The type species, Faxinalipterus minima was named and described in 2010 by José Fernando Bonaparte, Marina Bento Soares and César Leandro Schultz. The generic name is derived from Faxinal do Soturno and a Latinised Greek pteron, "wing". The specific name, from Latin minima, means "smallest". The name was later amended and changed to minimus in accordance with the rules of the International Commission on Zoological Nomenclature (ICZN).

Fossils of the species were found in 2002 and 2005 at a site 1.5 kilometres northeast of Faxinal do Soturno, Rio Grande do Sul, from the Caturrita Formation dating from the Carnian-Norian, 220–215 million years old. The holotype, UFRGS PV0927T, is part of the collection of the Universidade Federal do Rio Grande do Sul and consists of several, partially fragmentary, limb elements, perhaps of a single individual. These do not include bones from the hand. An upper jaw fragment, a left maxilla with three teeth, has been referred to the species, but later determined to represent an animal distinct from Faxinalipterus, which was named Maehary.

Faxinalipterus is a rather small animal, with an estimated total humerus length of eighteen millimetres. The size has been compared to that of a sparrow. The hind limbs, much better conserved than the front limbs, are relatively long.

== Taxonomy ==
The describers assigned Faxinalipterus to the Pterosauria, based on its long hollow limbs and saddle-shaped upper joint of the relatively short and robust humerus, suitable to perform a wing stroke. They saw it as perhaps the oldest pterosaur known, as it possibly predates European finds from the Norian. they see that the possible age difference between pterosaurs cannot be large as an indication of rapid evolution in early pterosaurs. Because the Caturrita Formation consists of terrestrial sandstones, that evolution would have had its origins in a terrestrial, not coastal, habitat. They also concluded Faxinalipterus is the most basal known pterosaur, basal features including a lack of fusion between tibia and fibula, a thin radius and a coracoid that has not fused to the scapula. However, Alexander Kellner has suggested Faxinalipterus might be not be a pterosaur but a basal member of the Pterosauromorpha instead or, if the lack of fusion between tibia and fibula is plesiomorphic, even a sister taxon of the Ornithodira. Fabio Marco Dalla Vecchia (2013) stated that he was "unable to find any unequivocal pterosaur features" in the known fossils of F. minima; in fact, according to the author, "the purported humerus is quite unlike the humeri of the Triassic pterosaurs". Dalla Vecchia did not consider Faxinalipterus to be a pterosaur, but did not state what group of vertebrates it belonged to.

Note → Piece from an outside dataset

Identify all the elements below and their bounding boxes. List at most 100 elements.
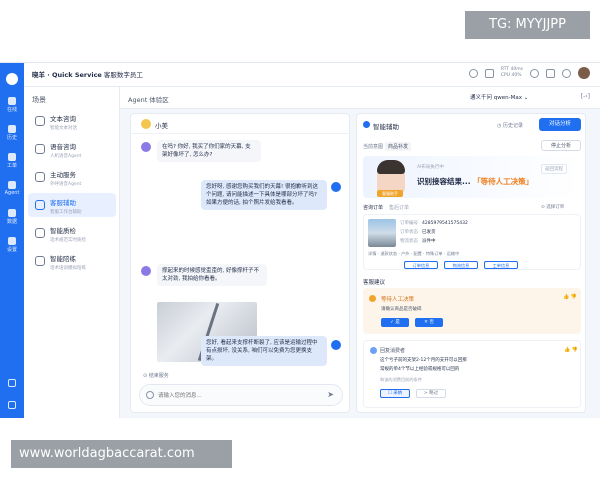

Faxinalipterus was reinterpreted as an early member of Lagerpetidae by Kellner and colleagues in 2022, who also removed the maxilla from the referred specimens and assigned it to the newly named basal pterosauromorph Maehary.

A 2025 analysis of Triassic avemetatarsalians by Garcia & Müller recovers the lagerpetids as a paraphyletic group to the pterosaurs, and Faxinalipterus not as a pterosauromorph but as a sister taxon to the Ornithodira, more closely related to them than to Mambachiton and Aphanosauria.